It’s true! I don’t believe there is a question I am asked more then, “Do you know of any grants I/we can apply for?” The short answer there is yes. You can find grants for anything you want depending on the amount of work you wish to put in and the time frame that you want to receive your grant benefits. The longer answer is that grants are not always worth it. Some grants will require lots of writing, data collection and, sometimes insidiously, that you follow their initiatives. Some grants will require data collection before, during and after the grant’s active period, as well as some analysis of that data. Not doing this work, or not doing it correctly, results in having to payback the amount of the grant. There is a reason why grant writing is a career path itself. There are secret expectations and language used when organizing and writing grants. In short, no one gives you anything free; you will work for what you get.
Are you scared away from grants yet? No? Good! In this series on grants and grant writing you will find answers to questions like where can we find grants to apply for, how do you organize and write a grant, why do “they” word their questions so oddly, and do I really need to do everything they are asking? The only way to win at grant writing is to own the process.
Let’s start with this question: “do I need a grant to achieve my goal?” This may sound a bit silly, but lots of times what you think you need may already exist within the district somewhere. So before you start putting in long hours on a grant, here are the people you should check with first:
- Other Teachers or Teams
- Your Principal
- your CTLs
- The IT Director or department
- The Curriculum Council
- The Superintendent
If none of these people can help you, then it may be time to start a grant. Here are some questions to ask yourself to know if finding and writing a grant is worth the undertaking:
- Do I have a concrete idea of what I want? This includes
- A basic plan for data collection
- A basic plan for implementation
- A basic timeline for the above and for the life of the program/project
- A basic budget
- A basic hierarchy of people included in the program/project
- Have I checked with–and gotten the approval of –my administrators?
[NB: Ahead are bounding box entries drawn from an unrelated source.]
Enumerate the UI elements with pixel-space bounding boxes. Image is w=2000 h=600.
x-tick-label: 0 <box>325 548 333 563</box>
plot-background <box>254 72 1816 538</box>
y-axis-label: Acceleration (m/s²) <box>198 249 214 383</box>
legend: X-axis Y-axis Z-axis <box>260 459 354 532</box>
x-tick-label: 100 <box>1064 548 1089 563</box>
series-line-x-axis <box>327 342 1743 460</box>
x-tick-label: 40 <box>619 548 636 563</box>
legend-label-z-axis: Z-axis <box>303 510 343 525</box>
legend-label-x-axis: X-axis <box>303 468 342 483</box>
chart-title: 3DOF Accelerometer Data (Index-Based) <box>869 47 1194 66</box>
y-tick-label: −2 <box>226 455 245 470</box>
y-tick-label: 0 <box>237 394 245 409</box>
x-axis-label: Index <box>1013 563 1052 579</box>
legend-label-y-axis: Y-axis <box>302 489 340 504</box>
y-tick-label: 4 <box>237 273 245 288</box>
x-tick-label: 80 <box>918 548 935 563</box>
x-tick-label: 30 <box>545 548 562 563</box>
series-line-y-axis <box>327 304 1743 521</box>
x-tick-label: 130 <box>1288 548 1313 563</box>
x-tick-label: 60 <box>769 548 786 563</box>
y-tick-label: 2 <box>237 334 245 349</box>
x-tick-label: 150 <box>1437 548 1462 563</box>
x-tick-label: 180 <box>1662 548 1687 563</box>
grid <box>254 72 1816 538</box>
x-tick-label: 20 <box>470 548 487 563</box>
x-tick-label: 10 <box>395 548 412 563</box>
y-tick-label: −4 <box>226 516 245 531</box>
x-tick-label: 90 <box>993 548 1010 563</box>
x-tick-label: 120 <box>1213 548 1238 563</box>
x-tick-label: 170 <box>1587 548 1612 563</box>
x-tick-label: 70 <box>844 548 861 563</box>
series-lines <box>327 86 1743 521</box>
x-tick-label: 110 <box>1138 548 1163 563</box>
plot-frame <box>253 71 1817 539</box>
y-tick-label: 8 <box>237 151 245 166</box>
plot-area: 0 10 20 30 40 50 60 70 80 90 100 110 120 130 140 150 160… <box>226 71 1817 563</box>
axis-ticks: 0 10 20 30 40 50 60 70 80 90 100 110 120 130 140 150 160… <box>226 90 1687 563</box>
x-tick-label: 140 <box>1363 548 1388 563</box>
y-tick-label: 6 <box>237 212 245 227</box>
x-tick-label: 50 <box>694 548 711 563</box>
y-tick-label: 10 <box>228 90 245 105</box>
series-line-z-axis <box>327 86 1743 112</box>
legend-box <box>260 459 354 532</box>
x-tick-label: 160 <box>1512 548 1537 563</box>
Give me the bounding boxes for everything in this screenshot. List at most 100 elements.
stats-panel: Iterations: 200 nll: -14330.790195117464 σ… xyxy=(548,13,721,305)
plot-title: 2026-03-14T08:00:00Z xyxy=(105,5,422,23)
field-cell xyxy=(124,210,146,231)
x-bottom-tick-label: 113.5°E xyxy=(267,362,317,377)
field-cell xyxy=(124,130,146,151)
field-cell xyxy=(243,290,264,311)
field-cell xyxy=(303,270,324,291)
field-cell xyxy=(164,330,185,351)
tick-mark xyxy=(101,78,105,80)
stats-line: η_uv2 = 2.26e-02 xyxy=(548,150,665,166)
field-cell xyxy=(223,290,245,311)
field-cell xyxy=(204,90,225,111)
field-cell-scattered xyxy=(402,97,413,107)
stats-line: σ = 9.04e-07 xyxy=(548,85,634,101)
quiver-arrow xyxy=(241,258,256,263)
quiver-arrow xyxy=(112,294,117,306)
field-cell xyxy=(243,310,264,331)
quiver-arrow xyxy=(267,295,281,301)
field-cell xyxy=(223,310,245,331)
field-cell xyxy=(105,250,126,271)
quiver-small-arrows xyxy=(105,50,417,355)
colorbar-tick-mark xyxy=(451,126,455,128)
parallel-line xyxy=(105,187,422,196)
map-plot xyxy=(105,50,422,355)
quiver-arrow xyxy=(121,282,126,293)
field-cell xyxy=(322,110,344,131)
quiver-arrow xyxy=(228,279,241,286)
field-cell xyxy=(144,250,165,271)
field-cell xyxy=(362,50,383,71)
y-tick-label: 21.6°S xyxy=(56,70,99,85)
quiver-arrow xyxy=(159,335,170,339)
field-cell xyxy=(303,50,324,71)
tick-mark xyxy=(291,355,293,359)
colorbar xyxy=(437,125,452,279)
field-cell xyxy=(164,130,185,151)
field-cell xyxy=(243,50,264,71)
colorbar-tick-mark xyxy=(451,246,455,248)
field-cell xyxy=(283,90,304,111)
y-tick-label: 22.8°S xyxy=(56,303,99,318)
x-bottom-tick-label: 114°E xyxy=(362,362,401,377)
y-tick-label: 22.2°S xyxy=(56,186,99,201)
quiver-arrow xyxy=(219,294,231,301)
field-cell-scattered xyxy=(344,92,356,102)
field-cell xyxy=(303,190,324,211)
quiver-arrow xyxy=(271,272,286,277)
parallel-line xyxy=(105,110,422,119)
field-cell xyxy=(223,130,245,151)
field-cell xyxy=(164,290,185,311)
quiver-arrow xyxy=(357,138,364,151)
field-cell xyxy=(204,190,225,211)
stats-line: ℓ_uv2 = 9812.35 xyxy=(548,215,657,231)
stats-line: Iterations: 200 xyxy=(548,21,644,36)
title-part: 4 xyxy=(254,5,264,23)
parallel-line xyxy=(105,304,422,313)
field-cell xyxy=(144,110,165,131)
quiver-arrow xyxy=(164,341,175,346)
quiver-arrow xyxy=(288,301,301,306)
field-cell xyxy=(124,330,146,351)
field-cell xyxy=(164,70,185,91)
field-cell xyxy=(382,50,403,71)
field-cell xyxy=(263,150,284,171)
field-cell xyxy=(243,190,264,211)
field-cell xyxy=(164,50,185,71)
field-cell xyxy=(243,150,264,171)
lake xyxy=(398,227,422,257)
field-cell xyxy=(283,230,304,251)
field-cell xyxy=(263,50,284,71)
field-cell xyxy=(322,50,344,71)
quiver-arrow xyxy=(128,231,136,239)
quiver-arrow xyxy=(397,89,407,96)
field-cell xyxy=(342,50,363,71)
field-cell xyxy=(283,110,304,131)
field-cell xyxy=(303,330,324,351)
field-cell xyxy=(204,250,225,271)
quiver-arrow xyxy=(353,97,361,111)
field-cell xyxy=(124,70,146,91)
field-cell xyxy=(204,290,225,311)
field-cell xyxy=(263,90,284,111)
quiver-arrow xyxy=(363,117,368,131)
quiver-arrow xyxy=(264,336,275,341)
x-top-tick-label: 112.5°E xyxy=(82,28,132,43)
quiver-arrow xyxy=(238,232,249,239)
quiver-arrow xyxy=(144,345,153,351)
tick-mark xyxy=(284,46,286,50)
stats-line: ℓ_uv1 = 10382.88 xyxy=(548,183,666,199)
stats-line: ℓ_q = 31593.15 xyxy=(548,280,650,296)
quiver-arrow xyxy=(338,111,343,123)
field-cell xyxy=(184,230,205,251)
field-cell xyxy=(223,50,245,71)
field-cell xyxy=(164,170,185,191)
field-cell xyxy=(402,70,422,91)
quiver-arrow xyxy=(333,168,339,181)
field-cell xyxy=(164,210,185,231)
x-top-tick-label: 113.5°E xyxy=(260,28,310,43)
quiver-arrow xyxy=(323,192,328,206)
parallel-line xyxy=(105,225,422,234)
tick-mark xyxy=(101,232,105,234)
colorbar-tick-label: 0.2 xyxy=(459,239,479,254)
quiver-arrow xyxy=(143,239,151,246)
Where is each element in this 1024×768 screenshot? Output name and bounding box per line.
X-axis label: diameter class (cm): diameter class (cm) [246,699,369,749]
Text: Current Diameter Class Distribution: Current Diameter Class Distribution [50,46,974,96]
- Do I have 10-100 hours to put into writing and maintaining a grant?
- While this is not even close to a solid statistic, start with an average of 2 hours for every 500 dollars of grant money. Go up from there just to estimate the time needed.
- Will I be reimbursed for my time in writing and organizing the grant?
There are lots more questions to ask yourself and your colleagues before the organizing and writing process begins, but most importantly is this question to sincerely ask yourself: is it worth it to me? That alone may be all the answer you need.